De eternidade à eternidade, Lucas Cranach |
É evidente
que esse modo de ser é o privilégio exclusivo de Deus; até os anjos ainda estão
sujeitos a mudança e não são, por conseguinte, eternos em sentido estrito.
No Primeiro
Testamento.
Essa noção
profunda, filosófica de eternidade é o fruto de especulações abstratas sobre a
essência do tempo. Como tais especulações eram estranhas aos antigos
israelitas, pensa-se facilmente que o Primeiro Testamento não tenha conhecido a
ideia de eternidade, ou apenas conhecido vagamente. Isso não é totalmente
exato. Numerosos textos provam que existia uma concepção certa do que é próprio
à existência eterna de Deus. No entanto, o Primeiro Testamento pensava e
formulava a eternidade de Deus em categorias que em si se referem ao tempo. A eternidade
era concebida como um tempo sem fim. Isso prova que a única fonte para essas
ideias era o conceito bem acertado que Israel tinha sobre Deus. Não havia uma
palavra especial para eternidade; geralmente lançava-se mão do termo ‘õlam, que significa tanto o passado
remoto como o futuro longínquo. Muilenburg relaciona esta palavra com o acádico
ullãnu = longínquo; ‘õlãm seria, portanto, o tempo mais
remoto do atual século.
Como cognome
de Deus ‘õlãm e usado em Gn 21.33; ’êl ‘õlãm, o Deus de eternidade, forma
semelhante a ’êl sadday e ’ê! ‘elyõn. Talvez essa denominação
exprima a convicção de que o deus El
existiu desde tempos antiquíssimos, isto é, desde sempre. Em textos ugaríticos
o deus El, venerado em Ugarit, é
chamado “pai dos anos”, sendo considerado como o deus mais velho, enquanto Baal é considerado como mais novo. Essa existência
divina desde sempre exprime-se em Dan 7.9 pela imagem do “ancião”, em Jó 36.26
pela frase: “o número de seus anos é incalculável”. Entretanto, o ‘õlam de Gên 21.33 pode ser interpretado
também no sentido de duração futura. É esse certamente o sentido da palavra no
nome smá ‘lm “o sol eterno, inalterável”,
na inscrição da porta da cidade de Kara-tepe. O fato de o sol repetir sem fim o
seu percurso, sugeria a ideia de ele ser imperecível. A denominação ’el ‘olãm significaria então que o culto
no santuário de Bersabé acentuava particularmente a existência imperecível,
perdurável, de El. A mesma ideia da
perpetuidade imperecível, que o uso do plural (pluralis intensttatis) toma ainda mais enfático, exprime-se em Is 26.4:
“Javé é uma rocha eterna”.
Apesar da
importância de Bersabé no antigo Israel, como alvo de peregrinações, foi só no
Dêutero Isaías que esse cognome divino ficou mais bem definido. Esse autor não baseava
mais a sua noção da eternidade de Deus nos ciclos sem fim repetidos da
natureza, mas no fio da história, dirigida por Deus. Deus é um “Deus eterno”

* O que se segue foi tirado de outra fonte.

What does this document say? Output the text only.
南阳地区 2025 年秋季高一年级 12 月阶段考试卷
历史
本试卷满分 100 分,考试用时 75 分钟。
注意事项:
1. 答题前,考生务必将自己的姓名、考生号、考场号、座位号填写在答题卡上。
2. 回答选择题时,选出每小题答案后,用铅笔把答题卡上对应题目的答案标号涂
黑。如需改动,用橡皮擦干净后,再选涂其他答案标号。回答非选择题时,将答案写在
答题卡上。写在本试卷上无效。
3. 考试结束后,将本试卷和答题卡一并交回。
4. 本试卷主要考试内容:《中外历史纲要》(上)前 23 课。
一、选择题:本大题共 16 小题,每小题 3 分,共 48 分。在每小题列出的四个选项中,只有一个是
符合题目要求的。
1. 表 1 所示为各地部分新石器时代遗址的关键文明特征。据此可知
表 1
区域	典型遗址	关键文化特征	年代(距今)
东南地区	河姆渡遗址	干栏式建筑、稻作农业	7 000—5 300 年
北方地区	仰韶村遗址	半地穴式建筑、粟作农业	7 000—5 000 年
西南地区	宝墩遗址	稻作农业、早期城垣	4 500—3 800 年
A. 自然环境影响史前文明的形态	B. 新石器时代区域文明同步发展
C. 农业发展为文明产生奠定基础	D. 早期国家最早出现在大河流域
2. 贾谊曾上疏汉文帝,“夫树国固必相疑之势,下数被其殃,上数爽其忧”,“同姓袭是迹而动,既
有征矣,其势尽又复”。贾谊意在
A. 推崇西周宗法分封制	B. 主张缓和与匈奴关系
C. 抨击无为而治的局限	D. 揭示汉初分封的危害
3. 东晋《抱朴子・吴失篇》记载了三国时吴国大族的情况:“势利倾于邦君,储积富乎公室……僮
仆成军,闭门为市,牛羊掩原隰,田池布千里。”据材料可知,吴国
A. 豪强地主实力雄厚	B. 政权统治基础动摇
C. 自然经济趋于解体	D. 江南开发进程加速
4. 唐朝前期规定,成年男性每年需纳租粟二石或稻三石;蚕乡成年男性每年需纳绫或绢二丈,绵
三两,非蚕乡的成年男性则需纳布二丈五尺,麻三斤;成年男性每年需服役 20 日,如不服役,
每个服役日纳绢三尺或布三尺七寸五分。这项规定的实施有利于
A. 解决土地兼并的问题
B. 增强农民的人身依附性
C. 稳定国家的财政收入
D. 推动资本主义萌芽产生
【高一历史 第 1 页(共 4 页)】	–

porque Ele é o criador da terra, “é o primeiro, e ainda estará com os últimos” ;
“antes dele não houve Deus, e não haverá outros depois dele”. O autor sagrado
compreende que essa duração eterna inclui imutabilidade. Não menos explícito é
o Sl 90: a existência de Deus remonta a um passado, anterior à criação, e permanecerá
sem alteração até o futuro mais longínquo. Essa duração sem principio e sem fim
é bem sugerida pela expressão “de eternidade à eternidade” Sl 90.2; 103.17, que
significa propriamente: “do passado mais remoto até o futuro mais longínquo”.
Cada vez
melhor compreendia-se que a existência eterna é uma propriedade exclusivamente
divina, onde Deus é chamado “o Eterno”. Aliás, o Dêutero Isaías já se impressionava
com o contraste entre a eternidade da palavra de Deus, da sua ajuda, da sua
salvação, justiça e misericórdia e a transitoriedade das criaturas. Em Is 60.19
Javé é chamado “luz eterna”, em sentido, naturalmente, mais profundo do que
quando sol e lua são chamados assim.
No Segundo
Testamento.
No ST encontramos
a mesma doutrina que no PT, sem acréscimos importantes. Rom 16.26 usa a mesma
expressão que Gn 21.33 e Is 40.28; Tg 1.17 insiste na imutabilidade de Deus.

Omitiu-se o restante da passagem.